By following these best practices, companies can reduce surprises during audits. As Jinlu founder Petty Fu often notes: choosing machines from experienced GMP suppliers “ensures they come with precise output, ใบรับรองการปฏิบัติตาม, and local support”. กล่าวอีกนัยหนึ่ง, validate with confidence and pick a partner who already speaks validation.

บทสรุปและขั้นตอนต่อไป

ในการผลิตยา, IQ, โอคิว, and PQ are non-negotiable. These structured validation steps prove that your equipment – from capsule fillers to blister packers to bottle lines – is fit for purpose and GMP-compliant. A well-executed IQ/OQ/PQ program helps prevent costly errors and ensures consistent quality.
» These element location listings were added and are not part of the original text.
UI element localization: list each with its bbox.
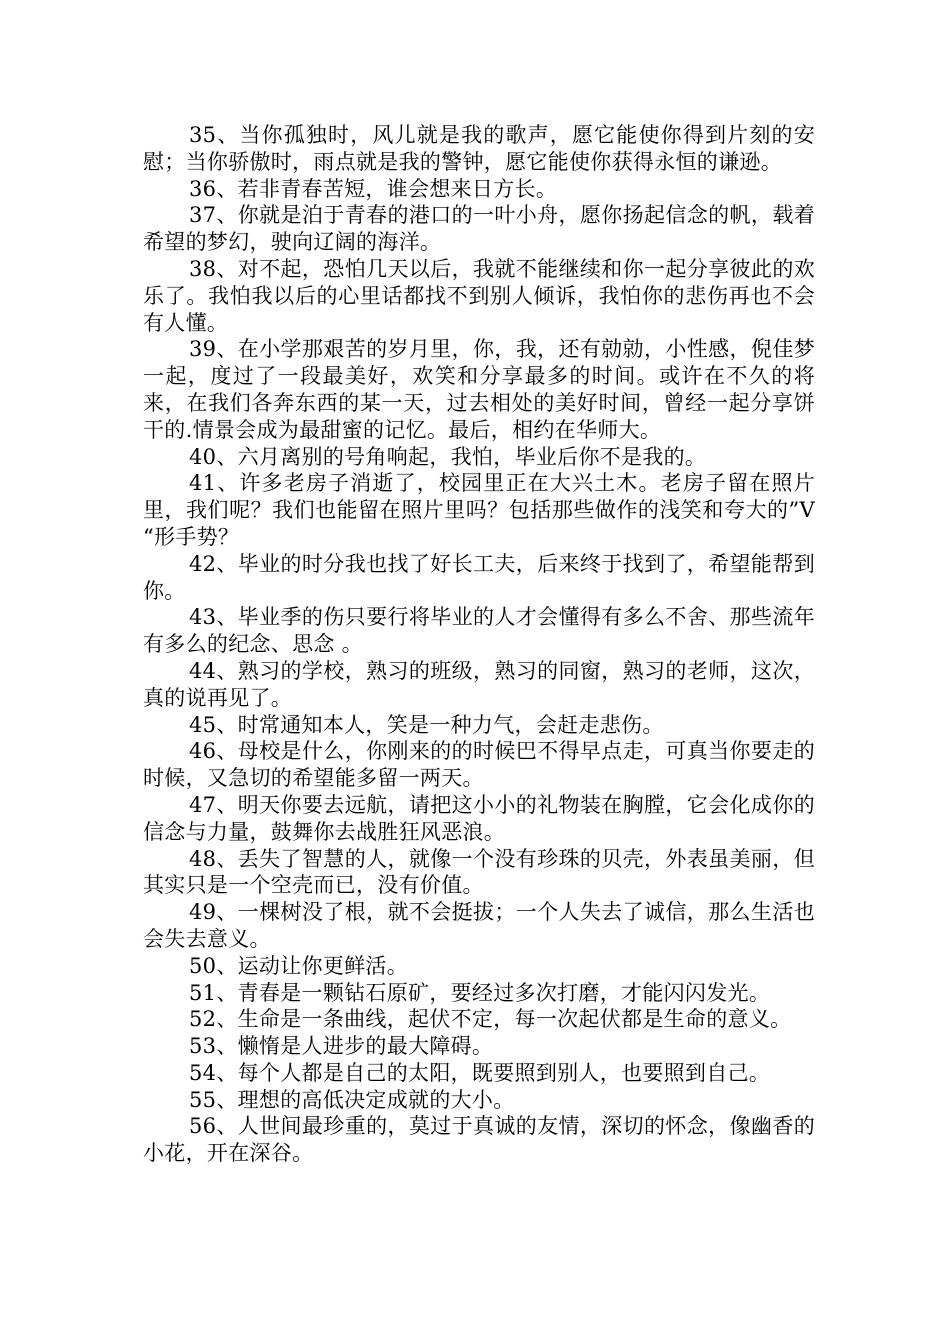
paragraph-56: 56、人世间最珍重的，莫过于真诚的友情，深切的怀念，像幽香的小花，开在深谷。 bbox=[143, 1114, 815, 1166]
paragraph-40: 40、六月离别的号角响起，我怕，毕业后你不是我的。 bbox=[189, 444, 707, 469]
paragraph-36: 36、若非青春苦短，谁会想来日方长。 bbox=[189, 176, 558, 201]
paragraph-50: 50、运动让你更鲜活。 bbox=[189, 953, 409, 978]
paragraph-52: 52、生命是一条曲线，起伏不定，每一次起伏都是生命的意义。 bbox=[189, 1007, 792, 1032]
paragraph-43: 43、毕业季的伤只要行将毕业的人才会懂得有多么不舍、那些流年有多么的纪念、思念 。 bbox=[143, 605, 815, 657]
document-body bbox=[143, 122, 815, 1167]
paragraph-39: 39、在小学那艰苦的岁月里，你，我，还有勍勍，小性感，倪佳梦一起，度过了一段最美好，欢笑和分享最多的时间。或许在不久的将来，在我们各奔东西的某一天，过去相处的美好时间，曾经一起分享饼干的.情景会成为最甜蜜的记忆。最后，相约在华师大。 bbox=[143, 337, 815, 442]
paragraph-49: 49、一棵树没了根，就不会挺拔；一个人失去了诚信，那么生活也会失去意义。 bbox=[143, 900, 815, 951]
paragraph-44: 44、熟习的学校，熟习的班级，熟习的同窗，熟习的老师，这次，真的说再见了。 bbox=[143, 658, 815, 710]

Choosing a supplier with strong validation support is key. Jinlu Packing’s pharmaceutical packaging machines come with GMP-ready design และ comprehensive documentation (FAT/SAT/IQ/OQ/PQ protocols) to streamline compliance. Our team can help you define URS, perform IQ/OQ testing, and generate the required reports.

👉 Looking for pharma equipment that simplifies compliance? Contact Jinlu today for packaging machinery with full IQ/OQ/PQ support and turn-key validation services. We’ll ensure your new line is installed, tested, and documented for hassle-free GMP certification.

FAQs On IQ, โอคิว, PQ ในอุปกรณ์ยา

อ้างอิง：
1.Qualification and Validation Official Document – EU GMP Annex 15.
2.GUIDE TO GOOD MANUFACTURING PRACTICE FOR MEDICINAL PRODUCTS ANNEXES – PIC/S GMP Guide Annex 15 (Global GMP Standard).
3.The History & Future of Validation – ispe.org.
4.Qualification (DQ, IQ, โอคิว, PQ) – gempex.com.